試験飛行では、これらの「生体ドローン」は小型の制御装置、太陽電池パネル、カメラを搭載し、データ収集の有効性が評価されました。通常のドローンと比較して、ハトベースの「生体ドローン」には顕著な利点があります。

  • 複雑な地形でのナビゲーション能力:狭い空間にも容易に侵入できます。
  • 悪天候に対する高い耐性:通常のドローンよりも環境変化に強いです。
  • 長距離飛行:1日最大300マイル(約483km)もの距離を飛行可能で、追加の充電は不要です。

NeiryのCEO、アレクサンダー・パノフ氏は、これらの「生体ドローン」が監視活動、インフラ設備の点検、環境モニタリング、そして捜索救助活動において非常に有効なツールになり得ると述べています。また、試飛行に参加しない期間はハトは通常の生活を送ることができ、同社が責任を持ってケアするとともに、実験前には生物倫理学者に相談したと付け加えています。

技術革新の影に潜む倫理的ジレンマ

Neiryは自社の技術に自信を示していますが、この技術には倫理的な懸念がつきまといます。デューク大学の生物倫理学者ニタ・ファラハニ氏は、神経インプラントを用いて動物を制御しようとする試みに対し、強い不安を表明しています。彼女は、動物を単なる道具として扱うことは、倫理的な問題をさらに深刻化させると指摘しています。
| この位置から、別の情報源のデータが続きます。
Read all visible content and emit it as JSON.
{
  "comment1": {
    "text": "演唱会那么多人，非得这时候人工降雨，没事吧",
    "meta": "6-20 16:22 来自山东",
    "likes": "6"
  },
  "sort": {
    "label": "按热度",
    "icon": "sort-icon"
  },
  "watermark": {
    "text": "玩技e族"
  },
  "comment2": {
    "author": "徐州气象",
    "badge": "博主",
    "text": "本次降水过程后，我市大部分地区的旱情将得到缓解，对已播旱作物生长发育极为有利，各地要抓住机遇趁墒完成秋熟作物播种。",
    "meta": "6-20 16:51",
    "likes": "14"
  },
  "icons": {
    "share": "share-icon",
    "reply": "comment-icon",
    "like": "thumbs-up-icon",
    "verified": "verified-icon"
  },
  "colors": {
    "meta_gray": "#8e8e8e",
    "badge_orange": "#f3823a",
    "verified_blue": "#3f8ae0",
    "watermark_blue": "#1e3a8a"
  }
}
これに対し、Neiryは開発した「PJN-1」と名付けられた生体ドローンは、あくまで民間利用に限定されると明言しています。隠れた用途や二次的な用途は一切ないと強調し、公共事業、物流、農業、緊急事態といった分野での具体的な応用を既に計画していると発表しています。

まとめ:未来の展望と国際社会の課題

Neiryはこの革新的な技術の開発を続ける決意を示しており、将来的にはより多くの種類の動物にこの技術を応用し、様々な専門的な任務を遂行させる可能性も示唆しています。しかし、同社が国際市場への展開を視野に入れる場合、関係者からの厳しい審査に直面することは必至です。

この「生体ドローン」技術は、監視や救助活動など多くの分野で革新的な可能性を秘める一方で、動物の権利、生命倫理、そして技術の適切な利用という、人類が向き合うべき重要な問いを提起しています。Neiryがこれらの倫理的論争にどのように対応し、国際社会の理解を得ていくのか、その動向が注目されます。